Distill
The framework applied.
Current signals read through Knowledge Strata. Each one shows the framework at work: what it reveals about a live market signal, and which layer the signal illuminates.
This Week’s Distillation
Tacit knowledge is your next competitive moat.
"The real differentiator is not the data or even the models, but the tacit knowledge embedded in the judgement of their people." Tung and Roussiere argue that organisations failing to operationalise tacit knowledge face escalating costs: brittle AI systems, inconsistent decisions, vanishing expertise and stranded investments.
What the framework reveals
The framework reveals that the five actions Tung and Roussiere propose — map tacit knowledge, codify without flattening, build a semantic layer, enable human-AI collaboration, align executives — are the L3b extraction pipeline without the operational classification that makes the methodology actionable. Their automaker case study (master engineers whose reasoning was captured into AI agents reviewing design archives) is a textbook Observe extraction. The framework adds what the article leaves implicit: not all tacit knowledge responds to the same extraction approach, and the diagnostic question ("can they explain it?") determines which one to use.
A peer-reviewed management journal from UC Berkeley has independently arrived at the same conclusion as the Knowledge Strata diagnostic — tacit knowledge is the defensible layer, and organisations that fail to extract it before AI adoption matures will find their systems brittle and their investments stranded.
Recent Distillations
Amazon fired 16,000 engineers. The AI rebuild broke everything.
The framework exposes that documented artefacts (L3a) lack the tacit understanding (L3b) that produced them. Amazon had the code. It did not have the judgement of the people who wrote it. The layer pattern shows that automating L1/L2 work without first extracting L3b creates a system that runs but cannot be safely changed.

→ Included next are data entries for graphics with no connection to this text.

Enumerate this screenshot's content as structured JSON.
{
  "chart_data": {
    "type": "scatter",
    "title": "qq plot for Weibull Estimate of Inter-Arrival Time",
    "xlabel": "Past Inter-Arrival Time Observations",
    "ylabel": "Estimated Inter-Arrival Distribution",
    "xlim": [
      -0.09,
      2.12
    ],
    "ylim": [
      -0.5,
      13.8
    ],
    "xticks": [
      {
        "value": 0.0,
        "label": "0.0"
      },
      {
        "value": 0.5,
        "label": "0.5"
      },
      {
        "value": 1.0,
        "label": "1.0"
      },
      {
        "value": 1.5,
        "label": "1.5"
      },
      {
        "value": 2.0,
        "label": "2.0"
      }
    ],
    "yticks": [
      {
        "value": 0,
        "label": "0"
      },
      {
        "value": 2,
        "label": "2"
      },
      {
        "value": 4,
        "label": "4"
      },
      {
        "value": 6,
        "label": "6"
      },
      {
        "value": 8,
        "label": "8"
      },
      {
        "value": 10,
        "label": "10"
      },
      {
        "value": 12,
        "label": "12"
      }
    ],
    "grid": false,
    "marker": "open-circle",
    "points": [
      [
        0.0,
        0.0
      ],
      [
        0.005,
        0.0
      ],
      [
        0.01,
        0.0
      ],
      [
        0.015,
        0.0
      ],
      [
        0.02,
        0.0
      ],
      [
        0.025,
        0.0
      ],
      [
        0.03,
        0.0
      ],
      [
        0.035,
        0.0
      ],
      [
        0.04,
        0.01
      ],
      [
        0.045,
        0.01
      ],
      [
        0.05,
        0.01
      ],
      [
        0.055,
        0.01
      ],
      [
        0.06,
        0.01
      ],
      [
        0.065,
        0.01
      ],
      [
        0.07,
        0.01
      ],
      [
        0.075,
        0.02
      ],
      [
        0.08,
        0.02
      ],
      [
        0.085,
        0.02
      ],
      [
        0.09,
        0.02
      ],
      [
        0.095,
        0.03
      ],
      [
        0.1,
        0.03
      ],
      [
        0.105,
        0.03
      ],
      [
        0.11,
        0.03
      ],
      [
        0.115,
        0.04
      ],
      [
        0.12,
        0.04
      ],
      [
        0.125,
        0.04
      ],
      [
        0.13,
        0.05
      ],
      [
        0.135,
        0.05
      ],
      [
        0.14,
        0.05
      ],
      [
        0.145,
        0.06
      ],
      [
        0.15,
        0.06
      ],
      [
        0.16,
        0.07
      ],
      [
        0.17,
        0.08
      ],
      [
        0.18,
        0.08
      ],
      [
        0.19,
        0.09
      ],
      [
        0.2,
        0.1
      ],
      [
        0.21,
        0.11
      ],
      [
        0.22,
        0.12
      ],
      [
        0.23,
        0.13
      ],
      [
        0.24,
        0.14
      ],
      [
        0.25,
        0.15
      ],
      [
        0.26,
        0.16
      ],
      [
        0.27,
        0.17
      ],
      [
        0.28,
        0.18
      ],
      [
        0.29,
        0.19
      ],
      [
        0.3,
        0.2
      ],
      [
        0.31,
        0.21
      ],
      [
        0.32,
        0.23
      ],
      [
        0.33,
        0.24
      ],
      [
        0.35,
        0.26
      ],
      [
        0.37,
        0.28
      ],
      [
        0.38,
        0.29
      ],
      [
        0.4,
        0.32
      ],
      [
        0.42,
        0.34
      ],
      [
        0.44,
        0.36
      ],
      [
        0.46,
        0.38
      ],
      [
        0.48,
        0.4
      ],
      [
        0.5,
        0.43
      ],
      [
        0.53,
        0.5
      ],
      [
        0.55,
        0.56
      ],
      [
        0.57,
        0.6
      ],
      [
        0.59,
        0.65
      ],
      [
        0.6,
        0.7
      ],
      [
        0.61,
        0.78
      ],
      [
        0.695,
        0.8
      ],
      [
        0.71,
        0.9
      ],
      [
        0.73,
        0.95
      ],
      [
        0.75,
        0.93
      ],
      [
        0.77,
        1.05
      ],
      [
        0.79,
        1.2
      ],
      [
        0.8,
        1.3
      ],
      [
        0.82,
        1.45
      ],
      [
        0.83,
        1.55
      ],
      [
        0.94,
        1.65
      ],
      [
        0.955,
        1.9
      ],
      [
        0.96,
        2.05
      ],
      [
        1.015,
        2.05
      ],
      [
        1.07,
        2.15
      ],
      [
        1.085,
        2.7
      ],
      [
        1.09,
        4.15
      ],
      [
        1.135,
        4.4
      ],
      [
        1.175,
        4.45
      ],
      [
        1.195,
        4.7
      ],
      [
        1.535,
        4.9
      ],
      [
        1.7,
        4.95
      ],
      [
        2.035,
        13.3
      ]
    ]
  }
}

Nobody knows what you're worth anymore.
The framework reveals that the chain where production signified effort signified expertise is broken because L1 generation is now free. This creates a knowledge-layer lemons problem — the market cannot price what it cannot see. A second pattern follows: AI removes the L1 tasks that were the training pathway to L3b, potentially widening the gap between what organisations need and what the next generation of workers can demonstrate.
"Hostages, not customers" — three patterns of AI defensibility.
The framework reveals three distinct defensibility patterns in Horowitz's three dynamics: Hierarchical (the regulatory gate determines entry, AI determines profitability inside it), Independent (channel difficulty is the moat, unrelated to knowledge type), and Collapsed (L1 products face existential pressure as model capability rises). Defensibility and knowledge layer are independent dimensions — a business can hold L1 knowledge and still be defensible, or hold L3b knowledge and still be vulnerable, depending on which pattern applies.
97% of enterprises run AI agents. 12% have governance. 40% will cancel.
The framework reveals the 40% cancellation rate as the market's forced correction for organisations that deployed AI agents at L1 (capability) without the L3a governance (documented rules, boundaries, escalation protocols) or L3b judgement (who decides what the agent should do when the rules don't cover it) to operate them safely. The governance shortfall is a Context Debt problem: the knowledge needed to govern the agents was never captured because nobody asked for it during the capability sprint. The six critical gaps the article identifies — absent centralised control, late-stage governance, missing decision traceability, no policy-as-code, unclear human-in-the-loop boundaries, role confusion — each map to a specific layer failure in the framework.
"AI thinks. Workflow acts." ServiceNow's CEO names the Three Systems.
The framework reveals that McDermott's positioning makes the vendor landscape legible: System of Record (where data lives), System of Intelligence (where AI reasons), System of Action (where decisions execute). ServiceNow captures L1 through L3a cleanly but has no mechanism for L3b. Every major vendor occupies a slice of the knowledge stack, none captures all four layers, and the gap is always at L3b — tacit organisational knowledge that no platform can reach.
Archive
Week of 6 January 2025
The Karpathy Moment Is Spreading Beyond Coding
This isn't just about coding. The pattern Karpathy describes — feeling behind despite being an expert — will ripple through every knowledge profession. The question isn't whether AI will commoditise your baseline work. It's whether you're building advantage at Layer 3 before it does.